Moi j'aime ton visage, ton visage, ma douce maman, le calme de tes yeux,
si bons et si doux, moi j'aime ton front, ton front ridé depuis longtemps,
et tes cheveux argentés, tes cheveux, ma douce maman.
Moi j'aime tes mains rayées du bleu de tes veines, les rides de ton visage,
de ton visage, ma douce maman, bien que déjà vieillie, tellement usée, pourtant encore dans la tête les mille soucis du lendemain.
Comment peux-tu dans ton cœur faire tenir tout un ciel ? comment peux-tu dans ton sourire faire tenir tout le soleil ? Comment ? Comment peux-tu ? Comment, ma douce maman ? dans une goutte de tes larmes, faire tenir tout ton cœur .
Tes enfants, hier encore, accouraient sur tes genoux, et puis encore bruyamment s'échappaient de tes bras. Aujourd'hui ce sont tes petits-enfants qui viennent, comme le jeu des jours anciens, comme le jeu des vagues bleuâtres accourant vers la rive.

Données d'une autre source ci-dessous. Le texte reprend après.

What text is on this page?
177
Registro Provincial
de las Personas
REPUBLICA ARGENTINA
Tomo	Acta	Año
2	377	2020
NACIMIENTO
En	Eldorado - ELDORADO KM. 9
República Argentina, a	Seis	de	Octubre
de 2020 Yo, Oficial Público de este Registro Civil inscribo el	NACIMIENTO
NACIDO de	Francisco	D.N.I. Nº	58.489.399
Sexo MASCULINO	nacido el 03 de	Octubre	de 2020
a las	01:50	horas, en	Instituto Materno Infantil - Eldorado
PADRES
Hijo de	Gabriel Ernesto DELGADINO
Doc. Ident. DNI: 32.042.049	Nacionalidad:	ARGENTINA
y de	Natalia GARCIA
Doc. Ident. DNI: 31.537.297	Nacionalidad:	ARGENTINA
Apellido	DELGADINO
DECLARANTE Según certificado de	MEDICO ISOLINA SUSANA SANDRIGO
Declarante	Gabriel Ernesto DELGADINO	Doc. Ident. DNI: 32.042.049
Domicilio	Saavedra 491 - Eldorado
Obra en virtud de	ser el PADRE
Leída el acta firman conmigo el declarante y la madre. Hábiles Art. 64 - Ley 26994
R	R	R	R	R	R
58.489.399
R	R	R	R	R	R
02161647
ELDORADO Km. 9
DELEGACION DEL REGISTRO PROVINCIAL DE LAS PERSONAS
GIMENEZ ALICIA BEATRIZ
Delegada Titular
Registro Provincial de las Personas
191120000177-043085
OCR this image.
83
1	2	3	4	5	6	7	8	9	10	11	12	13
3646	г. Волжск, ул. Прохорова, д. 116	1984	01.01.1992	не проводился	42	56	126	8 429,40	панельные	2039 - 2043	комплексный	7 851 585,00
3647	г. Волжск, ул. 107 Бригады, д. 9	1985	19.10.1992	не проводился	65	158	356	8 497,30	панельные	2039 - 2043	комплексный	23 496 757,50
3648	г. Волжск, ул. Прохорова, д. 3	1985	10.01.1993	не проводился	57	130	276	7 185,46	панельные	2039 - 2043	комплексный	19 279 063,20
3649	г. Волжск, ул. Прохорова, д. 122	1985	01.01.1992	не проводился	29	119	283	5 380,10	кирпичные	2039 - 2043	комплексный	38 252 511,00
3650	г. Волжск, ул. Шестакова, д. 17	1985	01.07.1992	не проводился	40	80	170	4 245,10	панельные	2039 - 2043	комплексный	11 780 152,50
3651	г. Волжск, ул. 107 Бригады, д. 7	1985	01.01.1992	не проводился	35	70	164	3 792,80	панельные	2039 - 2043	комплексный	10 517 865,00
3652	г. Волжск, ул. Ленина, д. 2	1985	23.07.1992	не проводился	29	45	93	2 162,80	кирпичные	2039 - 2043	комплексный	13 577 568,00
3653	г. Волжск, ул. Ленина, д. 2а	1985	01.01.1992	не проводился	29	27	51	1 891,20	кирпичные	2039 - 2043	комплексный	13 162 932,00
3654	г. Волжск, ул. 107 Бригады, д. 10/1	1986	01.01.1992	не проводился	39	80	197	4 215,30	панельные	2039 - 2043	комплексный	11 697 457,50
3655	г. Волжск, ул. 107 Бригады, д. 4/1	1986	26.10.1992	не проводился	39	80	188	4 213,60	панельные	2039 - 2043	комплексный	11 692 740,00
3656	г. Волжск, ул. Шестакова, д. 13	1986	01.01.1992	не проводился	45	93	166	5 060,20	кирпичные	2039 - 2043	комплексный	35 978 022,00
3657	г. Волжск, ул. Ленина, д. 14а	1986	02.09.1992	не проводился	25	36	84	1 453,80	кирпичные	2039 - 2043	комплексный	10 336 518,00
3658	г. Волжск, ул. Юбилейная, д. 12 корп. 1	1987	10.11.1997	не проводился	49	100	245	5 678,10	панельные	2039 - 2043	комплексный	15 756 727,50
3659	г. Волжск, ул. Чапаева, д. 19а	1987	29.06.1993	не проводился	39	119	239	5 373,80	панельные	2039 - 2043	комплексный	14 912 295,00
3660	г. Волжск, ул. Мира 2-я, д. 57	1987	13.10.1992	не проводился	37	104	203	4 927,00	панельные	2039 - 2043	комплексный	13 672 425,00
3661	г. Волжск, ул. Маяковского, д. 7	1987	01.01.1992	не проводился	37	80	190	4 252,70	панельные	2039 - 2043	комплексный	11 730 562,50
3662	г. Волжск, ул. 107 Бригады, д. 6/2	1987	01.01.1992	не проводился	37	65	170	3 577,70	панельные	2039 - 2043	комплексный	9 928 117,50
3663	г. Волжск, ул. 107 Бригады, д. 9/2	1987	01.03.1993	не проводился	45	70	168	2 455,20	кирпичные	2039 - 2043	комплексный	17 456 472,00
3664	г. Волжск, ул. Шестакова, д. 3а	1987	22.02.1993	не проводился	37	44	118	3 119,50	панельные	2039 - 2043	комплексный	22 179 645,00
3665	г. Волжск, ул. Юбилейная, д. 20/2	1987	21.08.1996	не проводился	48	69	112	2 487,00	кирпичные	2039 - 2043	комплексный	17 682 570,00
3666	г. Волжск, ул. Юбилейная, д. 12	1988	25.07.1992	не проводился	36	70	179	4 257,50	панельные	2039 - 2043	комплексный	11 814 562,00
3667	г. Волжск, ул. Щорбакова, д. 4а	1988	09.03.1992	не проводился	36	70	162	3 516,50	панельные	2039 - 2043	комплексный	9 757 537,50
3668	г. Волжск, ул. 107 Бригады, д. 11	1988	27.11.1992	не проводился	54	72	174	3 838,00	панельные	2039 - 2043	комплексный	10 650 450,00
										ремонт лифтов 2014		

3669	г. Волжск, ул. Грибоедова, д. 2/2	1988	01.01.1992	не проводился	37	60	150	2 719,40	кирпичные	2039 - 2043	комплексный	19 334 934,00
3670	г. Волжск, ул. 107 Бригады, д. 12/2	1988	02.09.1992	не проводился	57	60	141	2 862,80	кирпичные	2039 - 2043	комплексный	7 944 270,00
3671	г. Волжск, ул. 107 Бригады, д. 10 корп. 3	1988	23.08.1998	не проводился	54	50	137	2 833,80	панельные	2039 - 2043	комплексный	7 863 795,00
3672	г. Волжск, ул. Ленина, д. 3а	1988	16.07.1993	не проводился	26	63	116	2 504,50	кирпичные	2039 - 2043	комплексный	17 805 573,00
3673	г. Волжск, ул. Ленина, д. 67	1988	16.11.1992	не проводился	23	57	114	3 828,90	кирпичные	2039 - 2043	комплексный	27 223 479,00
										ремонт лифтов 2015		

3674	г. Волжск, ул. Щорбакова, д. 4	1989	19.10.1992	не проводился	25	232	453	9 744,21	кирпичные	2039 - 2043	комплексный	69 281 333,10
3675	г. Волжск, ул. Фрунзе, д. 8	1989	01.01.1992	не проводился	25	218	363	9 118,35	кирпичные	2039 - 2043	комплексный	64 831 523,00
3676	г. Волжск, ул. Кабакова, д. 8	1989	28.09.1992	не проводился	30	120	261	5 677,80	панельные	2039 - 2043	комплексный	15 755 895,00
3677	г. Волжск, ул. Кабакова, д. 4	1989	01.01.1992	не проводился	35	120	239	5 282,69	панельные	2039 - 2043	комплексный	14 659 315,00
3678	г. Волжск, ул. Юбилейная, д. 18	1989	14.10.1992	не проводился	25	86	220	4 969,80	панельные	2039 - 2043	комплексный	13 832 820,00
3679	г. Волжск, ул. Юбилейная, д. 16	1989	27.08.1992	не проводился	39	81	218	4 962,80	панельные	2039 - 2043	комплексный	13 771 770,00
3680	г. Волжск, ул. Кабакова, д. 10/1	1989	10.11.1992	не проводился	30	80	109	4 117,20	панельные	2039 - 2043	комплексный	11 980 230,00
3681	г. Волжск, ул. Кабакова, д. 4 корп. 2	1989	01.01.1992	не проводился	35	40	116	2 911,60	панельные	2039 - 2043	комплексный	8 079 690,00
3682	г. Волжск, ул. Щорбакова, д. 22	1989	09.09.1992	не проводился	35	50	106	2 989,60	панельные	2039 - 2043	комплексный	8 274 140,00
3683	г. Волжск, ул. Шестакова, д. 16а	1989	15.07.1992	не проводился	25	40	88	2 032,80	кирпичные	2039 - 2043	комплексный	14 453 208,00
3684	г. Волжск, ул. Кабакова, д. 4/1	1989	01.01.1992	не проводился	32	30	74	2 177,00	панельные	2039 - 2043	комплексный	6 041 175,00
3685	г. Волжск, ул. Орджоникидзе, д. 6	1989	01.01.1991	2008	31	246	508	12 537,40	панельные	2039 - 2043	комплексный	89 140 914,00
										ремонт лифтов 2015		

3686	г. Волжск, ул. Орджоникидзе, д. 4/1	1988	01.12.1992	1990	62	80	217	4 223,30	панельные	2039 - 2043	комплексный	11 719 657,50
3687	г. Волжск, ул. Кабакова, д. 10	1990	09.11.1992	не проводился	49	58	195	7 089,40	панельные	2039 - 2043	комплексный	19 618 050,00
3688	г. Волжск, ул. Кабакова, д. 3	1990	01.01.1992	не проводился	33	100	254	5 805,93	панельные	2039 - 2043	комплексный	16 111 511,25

Quand tu es silencieuse et assise, un châle jeté sur tes épaules, c'est le fil de tes souvenirs que tu enroules autour du fuseau des jours anciens, tu évoques la maison paternelle, les chemins ensoleillés où tu passais en dansant avec les vents légers.
Et tu revois les blés dorés dans les champs, le clocher du monastère, comme s'il était toujours au loin. Et tu te rappelles comment mon père, amoureux de toi, par le chemin des vignes, venait toujours derrière toi.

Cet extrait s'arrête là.